In the Eastern Mediterranean, well-known by ancient Greeks, Homer describes the sea routes followed by his heroes returning from Troja so accurately that one can trace them on a map.
 


Crossing of the Aegean from east to west by the respective squadrons of Nestor Menelaus, Odysseus, Ajax, on Tim Severin's Argo in 1985 and jean Cuisenier’s Tzarambo in 2000.
 

"To listen to the old Achaean king narrating his return as if one would read a sea log today, it took Nestor and his squadron only five days to reach Pylos in Messinia. That is to say : one day from the Achaean harbour on the Hellespont to Tenedos (Bozcaada) ; one day from Tenedos to Lesbos (Mytilene) ; one day from Lesbos at Cape Gereste (southern end of the Euboea) ; one day and one night from Cape Gereste to Argos (Gulf of Nauplie) via Cape Sounion ; one day from the Gulf of Nauplie to Pylos via Cape Malea.

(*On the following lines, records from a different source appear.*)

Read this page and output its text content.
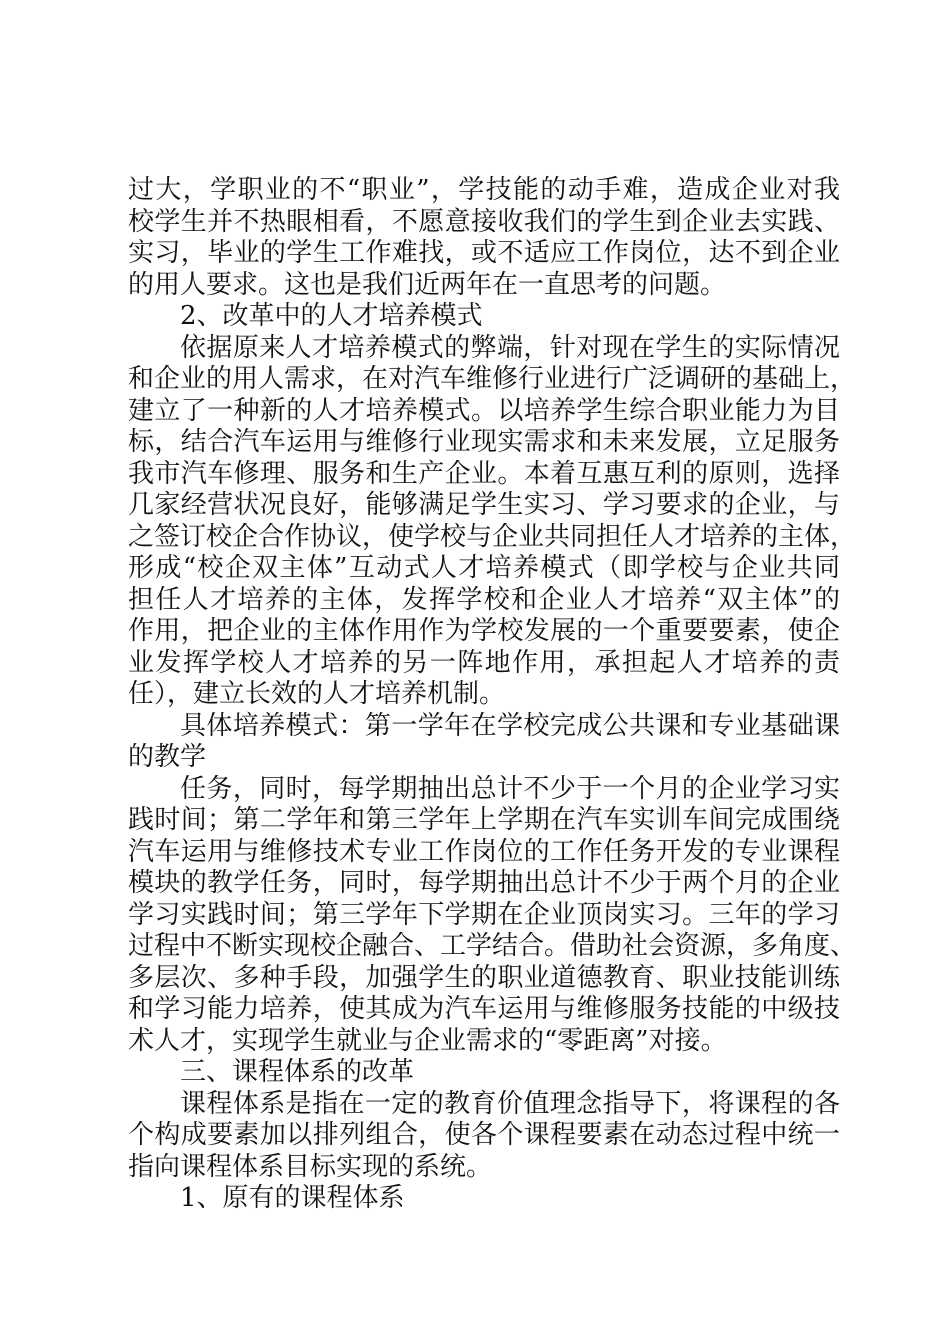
过大，学职业的不“职业”，学技能的动手难，造成企业对我
校学生并不热眼相看，不愿意接收我们的学生到企业去实践、
实习，毕业的学生工作难找，或不适应工作岗位，达不到企业
的用人要求。这也是我们近两年在一直思考的问题。
2、改革中的人才培养模式
依据原来人才培养模式的弊端，针对现在学生的实际情况
和企业的用人需求，在对汽车维修行业进行广泛调研的基础上，
建立了一种新的人才培养模式。以培养学生综合职业能力为目
标，结合汽车运用与维修行业现实需求和未来发展，立足服务
我市汽车修理、服务和生产企业。本着互惠互利的原则，选择
几家经营状况良好，能够满足学生实习、学习要求的企业，与
之签订校企合作协议，使学校与企业共同担任人才培养的主体，
形成“校企双主体”互动式人才培养模式（即学校与企业共同
担任人才培养的主体，发挥学校和企业人才培养“双主体”的
作用，把企业的主体作用作为学校发展的一个重要要素，使企
业发挥学校人才培养的另一阵地作用，承担起人才培养的责
任），建立长效的人才培养机制。
具体培养模式：第一学年在学校完成公共课和专业基础课
的教学
任务，同时，每学期抽出总计不少于一个月的企业学习实
践时间；第二学年和第三学年上学期在汽车实训车间完成围绕
汽车运用与维修技术专业工作岗位的工作任务开发的专业课程
模块的教学任务，同时，每学期抽出总计不少于两个月的企业
学习实践时间；第三学年下学期在企业顶岗实习。三年的学习
过程中不断实现校企融合、工学结合。借助社会资源，多角度、
多层次、多种手段，加强学生的职业道德教育、职业技能训练
和学习能力培养，使其成为汽车运用与维修服务技能的中级技
术人才，实现学生就业与企业需求的“零距离”对接。
三、课程体系的改革
课程体系是指在一定的教育价值理念指导下，将课程的各
个构成要素加以排列组合，使各个课程要素在动态过程中统一
指向课程体系目标实现的系统。
1、原有的课程体系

This oral "sea log" of the wise Nestor sounded like a sequence of nautical instructions to the audience of the poem, to whom it was first adressed,: a model of the measures to take when crossing the Aegean from north-east to south-east in direct route, the list of the seamarks to recognize and the predictable duration of the travels between the successive ports of call. For anybody who learns this today through the reading of the Odyssey this text also provides indisputable information : captains of the homeric times and probably long before them captains of the mycenian times were quite capable, when the opportunity should arise, to set off on crossings on the open sea and by night. They did not hesitate to make this choice deliberately when signs in the sky led them to expect favorable conditions".